In Stojanović’s words, he took advantage of the whole situation and managed to escape home. However, he was later informed that a very close friend of his who had witnessed the incident at the bar, and another friend, had been arrested. That was when he decided to turn himself in. He says that at the police station he encountered the same men who had unsuccessfully tried to arrest him at the bar and that they later interrogated him at the police headquarters where the Security Information Agency office is located. He knows this because his father used to work at the police.
“When I turned myself in, they took me to the Security Information Agency office, where some five or six inspectors alternated: good, bad, good, bad, like in American movies,” says Stojanović.
He further says that they questioned him about the protests in general and wrote everything down in a notebook.
“Those were stupid questions, where had I been, whom had I been with, who were the people who had been there with me (…) They asked me why I’d run away, who the organizer was, they interrogated me about some other people as well, whether I knew anyone else (…) they questioned me about some guy with a black baseball cap who had led the group, with a microphone. I said I didn’t know,” says Stojanović.
About an hour and 45 minutes later they took him to the office of the criminal police chief, where he gave a statement.
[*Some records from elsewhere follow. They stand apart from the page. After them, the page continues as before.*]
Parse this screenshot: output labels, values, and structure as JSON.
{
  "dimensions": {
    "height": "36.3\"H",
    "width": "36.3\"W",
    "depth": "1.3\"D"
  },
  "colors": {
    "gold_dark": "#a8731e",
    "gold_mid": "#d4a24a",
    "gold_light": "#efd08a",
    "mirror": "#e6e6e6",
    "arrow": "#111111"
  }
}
After nearly four hours at the police HQ, they let him go home.
The results of the failed arrest attempt at the bar are Mitar Stojanović’s torn T-shirt and minor injuries.
Stojanović claims that he went to the Emergency Clinic, where doctors diagnosed injuries which he says he sustained when the plainclothes police officers tried to push him into the car.
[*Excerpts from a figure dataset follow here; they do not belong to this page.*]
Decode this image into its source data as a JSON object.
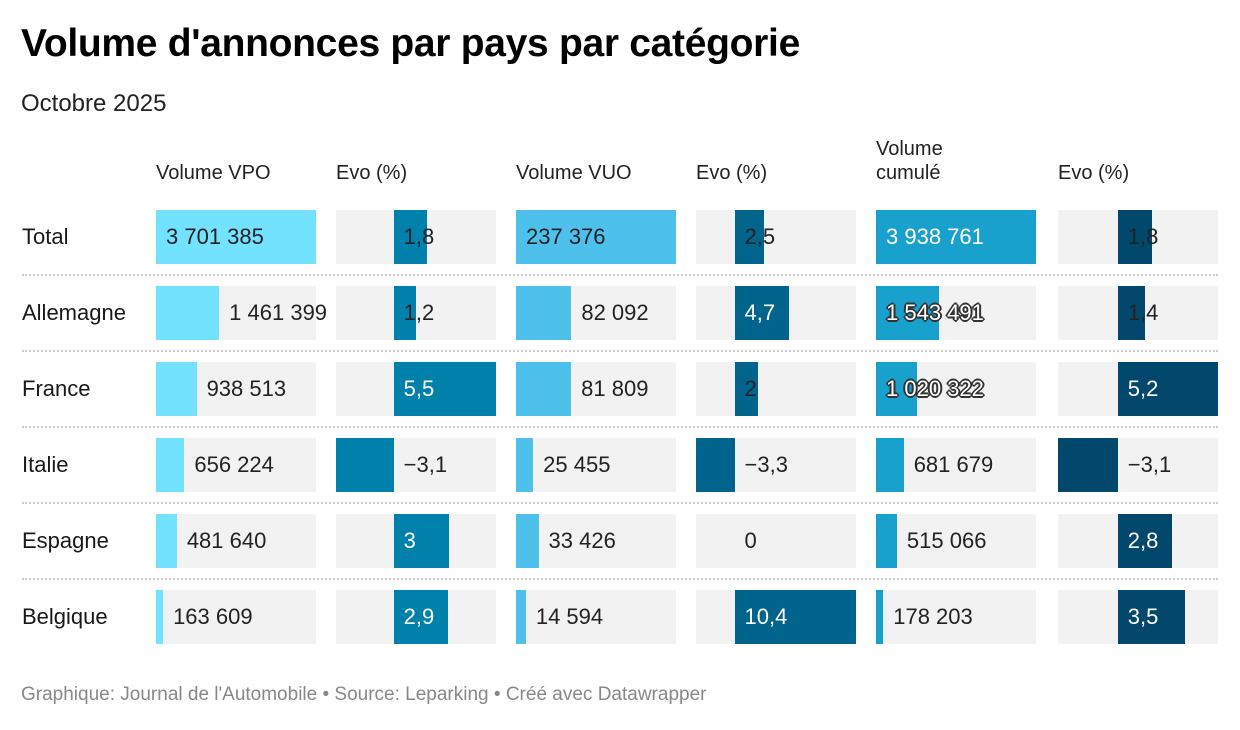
{
  "title": "Volume d'annonces par pays par catégorie",
  "subtitle": "Octobre 2025",
  "footer": "Graphique: Journal de l'Automobile • Source: Leparking • Créé avec Datawrapper",
  "chart_data": {
    "type": "table",
    "title": "Volume d'annonces par pays par catégorie",
    "subtitle": "Octobre 2025",
    "columns": [
      {
        "key": "vpo",
        "label": "Volume VPO",
        "kind": "volume",
        "color": "#73e2ff",
        "domain": [
          0,
          3701385
        ]
      },
      {
        "key": "evo_vpo",
        "label": "Evo (%)",
        "kind": "change",
        "color": "#0081ab",
        "domain": [
          -3.1,
          5.5
        ]
      },
      {
        "key": "vuo",
        "label": "Volume VUO",
        "kind": "volume",
        "color": "#4dc1ec",
        "domain": [
          0,
          237376
        ]
      },
      {
        "key": "evo_vuo",
        "label": "Evo (%)",
        "kind": "change",
        "color": "#00648d",
        "domain": [
          -3.3,
          10.4
        ]
      },
      {
        "key": "cumul",
        "label": "Volume cumulé",
        "kind": "volume",
        "color": "#18a1cd",
        "domain": [
          0,
          3938761
        ]
      },
      {
        "key": "evo_cumul",
        "label": "Evo (%)",
        "kind": "change",
        "color": "#02476c",
        "domain": [
          -3.1,
          5.2
        ]
      }
    ],
    "rows": [
      {
        "label": "Total",
        "vpo": 3701385,
        "evo_vpo": 1.8,
        "vuo": 237376,
        "evo_vuo": 2.5,
        "cumul": 3938761,
        "evo_cumul": 1.8
      },
      {
        "label": "Allemagne",
        "vpo": 1461399,
        "evo_vpo": 1.2,
        "vuo": 82092,
        "evo_vuo": 4.7,
        "cumul": 1543491,
        "evo_cumul": 1.4
      },
      {
        "label": "France",
        "vpo": 938513,
        "evo_vpo": 5.5,
        "vuo": 81809,
        "evo_vuo": 2,
        "cumul": 1020322,
        "evo_cumul": 5.2
      },
      {
        "label": "Italie",
        "vpo": 656224,
        "evo_vpo": -3.1,
        "vuo": 25455,
        "evo_vuo": -3.3,
        "cumul": 681679,
        "evo_cumul": -3.1
      },
      {
        "label": "Espagne",
        "vpo": 481640,
        "evo_vpo": 3,
        "vuo": 33426,
        "evo_vuo": 0,
        "cumul": 515066,
        "evo_cumul": 2.8
      },
      {
        "label": "Belgique",
        "vpo": 163609,
        "evo_vpo": 2.9,
        "vuo": 14594,
        "evo_vuo": 10.4,
        "cumul": 178203,
        "evo_cumul": 3.5
      }
    ],
    "display": [
      {
        "vpo": "3 701 385",
        "evo_vpo": "1,8",
        "vuo": "237 376",
        "evo_vuo": "2,5",
        "cumul": "3 938 761",
        "evo_cumul": "1,8"
      },
      {
        "vpo": "1 461 399",
        "evo_vpo": "1,2",
        "vuo": "82 092",
        "evo_vuo": "4,7",
        "cumul": "1 543 491",
        "evo_cumul": "1,4"
      },
      {
        "vpo": "938 513",
        "evo_vpo": "5,5",
        "vuo": "81 809",
        "evo_vuo": "2",
        "cumul": "1 020 322",
        "evo_cumul": "5,2"
      },
      {
        "vpo": "656 224",
        "evo_vpo": "−3,1",
        "vuo": "25 455",
        "evo_vuo": "−3,3",
        "cumul": "681 679",
        "evo_cumul": "−3,1"
      },
      {
        "vpo": "481 640",
        "evo_vpo": "3",
        "vuo": "33 426",
        "evo_vuo": "0",
        "cumul": "515 066",
        "evo_cumul": "2,8"
      },
      {
        "vpo": "163 609",
        "evo_vpo": "2,9",
        "vuo": "14 594",
        "evo_vuo": "10,4",
        "cumul": "178 203",
        "evo_cumul": "3,5"
      }
    ],
    "halo_labels": [
      [
        1,
        "cumul"
      ],
      [
        2,
        "cumul"
      ]
    ],
    "cell_background": "#f2f2f2"
  }
}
The report he received at this health care institution, which CINS journalists also saw, reads that Stojanović has visible hematomas on his upper arms and that his left lower leg is injured.
Lawyer Danilo Nikolić, a former state secretary at the Ministry of Justice, says that it is unusual that, despite not being a suspect, Stojanović was arrested at all and spent so much time in police premises.
“They had to inform him, if he was there as a citizen, that he could give a statement or not (…) They could have informed him to come [to the police HQ]. And if he was there as a citizen, a period of four hours was inappropriate,” Nikolić points out.
He says that it would have made more sense if they had arrested him during the protest itself rather than afterwards.
CINS attempted to obtain a comment on the event from those in charge at the police headquarters in Niš, but got none by the time this article was published.
We also tried to learn from the Security Information Agency why Stojanović had been interrogated in their premises, but did not get an answer from them either.